We got back from a weekend away to find we had more red tomatoes than we could eat in a months worth of salads so I set about finding something I could make with them.
My first thought was tomato sauce but we don’t really eat that much of it so looked again. I came across a few recipes for tomato & chilli chutney, some of which I didn’t have all the ingredients for so I just mixed it up a little and made my own recipe.
- 1 kg ripe tomatoes, quartered
- 2-3 chillies, roughly chopped
- 5 cloves garlic, sliced
- 1 onion, cut into wedges
- 3 tbsp balsamic vinegar
- 100g brown sugar
- Olive oil
- Preheat oven to 200c
- Put the tomatoes, chilli, garlic, onion, vinegar and sugar into a large, shallow roasting dish. Pour on a large glug of olive oil and mix everything together with your hands.

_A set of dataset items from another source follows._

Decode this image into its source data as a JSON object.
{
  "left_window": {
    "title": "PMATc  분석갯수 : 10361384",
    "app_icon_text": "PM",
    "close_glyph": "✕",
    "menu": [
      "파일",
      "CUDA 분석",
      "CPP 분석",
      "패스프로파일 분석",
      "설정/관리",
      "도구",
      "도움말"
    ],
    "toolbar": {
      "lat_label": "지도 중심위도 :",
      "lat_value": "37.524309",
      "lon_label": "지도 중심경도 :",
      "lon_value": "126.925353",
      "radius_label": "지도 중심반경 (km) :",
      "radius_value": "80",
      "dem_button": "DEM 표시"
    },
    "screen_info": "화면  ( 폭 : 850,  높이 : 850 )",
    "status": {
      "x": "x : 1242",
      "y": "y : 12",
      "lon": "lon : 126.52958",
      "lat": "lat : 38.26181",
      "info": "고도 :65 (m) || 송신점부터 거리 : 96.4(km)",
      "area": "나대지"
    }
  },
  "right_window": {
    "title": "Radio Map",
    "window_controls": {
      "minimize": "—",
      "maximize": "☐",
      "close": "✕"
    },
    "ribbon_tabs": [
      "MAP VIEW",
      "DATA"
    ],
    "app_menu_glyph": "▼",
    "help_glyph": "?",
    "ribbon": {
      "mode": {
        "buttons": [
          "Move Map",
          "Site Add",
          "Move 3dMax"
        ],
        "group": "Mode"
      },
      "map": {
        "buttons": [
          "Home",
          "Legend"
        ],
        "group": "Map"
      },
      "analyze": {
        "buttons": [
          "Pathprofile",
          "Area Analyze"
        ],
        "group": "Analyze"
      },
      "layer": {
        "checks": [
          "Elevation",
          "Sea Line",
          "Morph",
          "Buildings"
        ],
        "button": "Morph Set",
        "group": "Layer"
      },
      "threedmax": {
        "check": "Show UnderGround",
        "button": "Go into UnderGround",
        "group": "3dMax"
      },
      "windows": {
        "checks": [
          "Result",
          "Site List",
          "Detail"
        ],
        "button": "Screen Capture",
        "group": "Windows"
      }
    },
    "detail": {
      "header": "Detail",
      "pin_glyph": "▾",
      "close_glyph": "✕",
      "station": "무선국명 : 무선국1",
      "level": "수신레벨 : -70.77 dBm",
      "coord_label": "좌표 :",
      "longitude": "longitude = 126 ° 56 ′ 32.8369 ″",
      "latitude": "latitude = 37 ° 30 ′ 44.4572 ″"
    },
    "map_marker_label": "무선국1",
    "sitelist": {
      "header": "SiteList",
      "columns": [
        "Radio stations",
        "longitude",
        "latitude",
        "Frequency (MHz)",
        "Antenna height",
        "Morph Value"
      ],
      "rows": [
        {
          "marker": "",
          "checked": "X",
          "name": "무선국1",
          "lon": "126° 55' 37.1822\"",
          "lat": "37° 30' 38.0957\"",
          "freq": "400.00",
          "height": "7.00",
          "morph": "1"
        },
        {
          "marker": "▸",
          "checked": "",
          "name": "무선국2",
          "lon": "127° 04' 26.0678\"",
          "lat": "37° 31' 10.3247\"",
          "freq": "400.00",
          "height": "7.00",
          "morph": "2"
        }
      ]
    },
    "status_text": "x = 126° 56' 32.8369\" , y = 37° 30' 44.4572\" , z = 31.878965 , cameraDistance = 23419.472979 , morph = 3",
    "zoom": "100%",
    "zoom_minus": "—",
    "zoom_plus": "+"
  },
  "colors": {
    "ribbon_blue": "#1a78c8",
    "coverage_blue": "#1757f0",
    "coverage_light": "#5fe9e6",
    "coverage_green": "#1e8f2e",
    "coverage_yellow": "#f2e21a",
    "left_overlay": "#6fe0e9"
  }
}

- Roast in the oven for around an hour until everything is soft and the onions have caramelised.
- Allow to cool a little and transfer to sterilised storage jars.
This was really easy to make and tastes delicious. It’s really good on cheese sandwiches!
I’m not sure how long it keeps for yet as this is my first batch but if you keep it in an airtight container in a cupboard until you open it, then in the fridge, I imagine it’ll be ok for a few weeks.